Global crisis concerns
However, respondents were not unduly concerned about access to finance, which ranked 18 on the list in terms of likelihood and dropped in terms of impact.
But, seen in conjunction with environmental concerns, financing risks are likely to escalate. Michael Parker, chairman of global shipping, logistics and offshore at Citi, said: “The availability of capital will become increasingly important.
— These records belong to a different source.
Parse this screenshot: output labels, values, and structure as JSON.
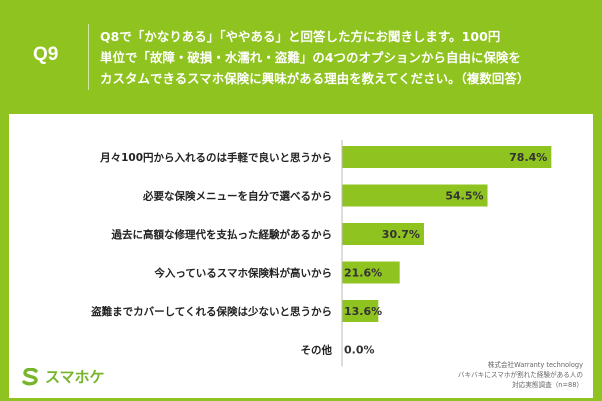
{
  "header": {
    "question_number": "Q9",
    "question_lines": [
      "Q8で「かなりある」「ややある」と回答した方にお聞きします。100円",
      "単位で「故障・破損・水濡れ・盗難」の4つのオプションから自由に保険を",
      "カスタムできるスマホ保険に興味がある理由を教えてください。（複数回答）"
    ]
  },
  "chart_data": {
    "type": "bar",
    "orientation": "horizontal",
    "categories": [
      "月々100円から入れるのは手軽で良いと思うから",
      "必要な保険メニューを自分で選べるから",
      "過去に高額な修理代を支払った経験があるから",
      "今入っているスマホ保険料が高いから",
      "盗難までカバーしてくれる保険は少ないと思うから",
      "その他"
    ],
    "values": [
      78.4,
      54.5,
      30.7,
      21.6,
      13.6,
      0.0
    ],
    "value_labels": [
      "78.4%",
      "54.5%",
      "30.7%",
      "21.6%",
      "13.6%",
      "0.0%"
    ],
    "xlim": [
      0,
      100
    ],
    "bar_color": "#8fc31f",
    "grid": false,
    "legend": "none"
  },
  "source": {
    "lines": [
      "株式会社Warranty technology",
      "バキバキにスマホが割れた経験がある人の",
      "対応実態調査（n=88）"
    ]
  },
  "brand": {
    "name": "スマホケ",
    "color": "#76b52c"
  }
}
And that will begin to be dictated by emissions and other environmental metrics as cargo owners choose which vessels they charter based on those metrics, and not just freight rates.”
Meanwhile, the progress of digitisation and connectivity ensured that cyberattacks ranked high in the survey, ranking number four for likelihood in 2022. However, the likelihood of big data and artificial intelligence generating challenges ranked lower, placing at number seven this year compared with four in 2021.
“Every company in every industry should expect a cyberattack,” said Elisabeth Case, managing director, cyber practice, US and Canada at Marsh. “An important mindset companies can adopt is to focus on resilience,” Case said. “Rather than trying to block every possible cyberattack, resilient companies—and insurers—are focusing on key controls, such as multifactor authentication, email filtering, and others in order to minimise the impact of a cyberattack when one does occur.”
Thomas Bagge, CEO and statutory director at the Digital Container Shipping Association, added that the generally conservative nature of the shipping industry is the “single biggest thing” holding it back in terms of managing cyber risks and issues related to digitalisation. “Industry is significantly better prepared for cyberattacks than a few years ago—certainly that is the case for container carriers—but the risk is also increasing.”